I have a bit of a fine line to tread, with this one. I think as this project has evolved, the value these posts bring to me, sits in my ability to return and reflect. Periodically step back in time to the moment of writing and feel again what I felt then.
At the start, the project was just about writing, just revelling in language using people as a muse, writing something about someone every day, uncritical expression in whatever form may manifest. It has become, in more recent times, such a resonant exercise, that I feel it is almost muddied by the thoughtless allocation of words in those early efforts.
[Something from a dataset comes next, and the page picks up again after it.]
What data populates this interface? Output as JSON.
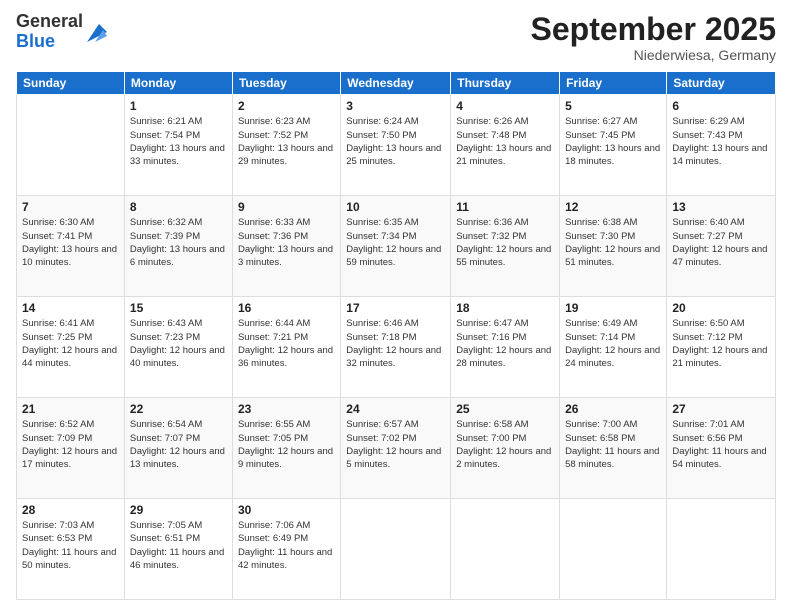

Still, they were true to moment, as the newer posts are.
Thusly then, how to proceed, in a complicated moment? How to reduce complexity to elegance, filter the noise from a perspective, and capture truths, but truths that will continue to resonate, in a story which is changing?
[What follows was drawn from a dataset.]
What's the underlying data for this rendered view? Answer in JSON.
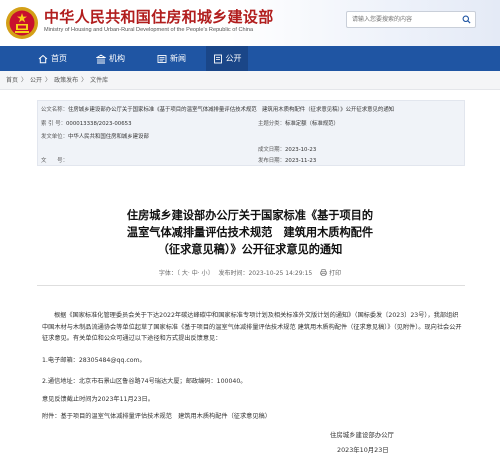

What a cryptic and self indulgent introduction.
I find myself in a moment after a goodbye, and I wish to capture my regard for the other party, as a true and honest time capsule for my feelings, but I dont wish to entangle that regard within messy temporary truths that I might at some moment leave behind, and look back on with embarrassment.
I spent, at irresponsible personal cost, a significant window of 2025, living in Jordan. My intention was to study Arabic, explore the region, and have experiences, good bad and messy, and find out what I could learn from them.
It turns out, when left to my own devices and without the need to work, I fill my boots with projects that fill my heart, commit myself to hobbies, and live as a peaceful ambivert with far less wanderlust than expected.
It was this whimsical version of myself, this bohemian testament to perseverance and curiosity, whose blessed circumstances included an encounter with the lovely Hala.
Hala's legacy in my life is first and foremost, the dangerous information that sometimes, you just know. From the instant I knew of her existence, I knew too that the writers had conspired of a narrative into which I would be drawn irresistably and immediately.
I knew that my actions would be counted. That I was setting a precedent of attentive good behaviour and presence, that I would want to look back on proudly. Intuition is a hell of a drug. Sometimes, you meet a person, and you just know. What on Earth am I meant to do with that knowledge?
Hala is a truly fascinating gestalt, a remarkable collection of qualities that would contradict internally were they not part of such a wonderful sum.
She carries in her bearing and being, a dignified intensity, which honestly and correctly broadcasts the strength of her mind and heart. The kind of strength that others can lean on and rely on.
She is elegant, graceful, poised. Feminine in an unhurried and authentic manner as if she defined the archetype herself.
She's so gentle. So tremendously caring. She protects and nurtures and celebrates the people that she loves. She loves so deeply, so unambiguously.
She's so steadfast and dignified in her values and beliefs. Calmly committed above all else to her view of what goodness means to her and to her place in the world. And, she is able to joylessly act for the fulfilment of those principles, when she believes that it is right to.
She's playful. Her inner child glows with the deep nourishment of self love, so warmly that it lights up the dark when it escapes through the brightness of her eyes and smile.
She lives as several people at once. She is the agent of her principles, unyielding and noble. She is deeply in touch with her emotions - so forgiving and tolerant of her heart even when her head notes the need for caution or absence. She is a creative, an explorer, and a professional, who walks the road of her own choosing, who defines a path with unique flair and flavour.
The intersection of soft and strong, deep feelings under forceful tenacity and strength, joyful yet sincere.
Wherever my path may lead me, whatever time may pass, may time and absence never diminish my belief in what I know and have known. This is a wonderful and radiant and unique person and my life is ever so, ever ever so enriched, for the brief crossing of these two unlikely paths.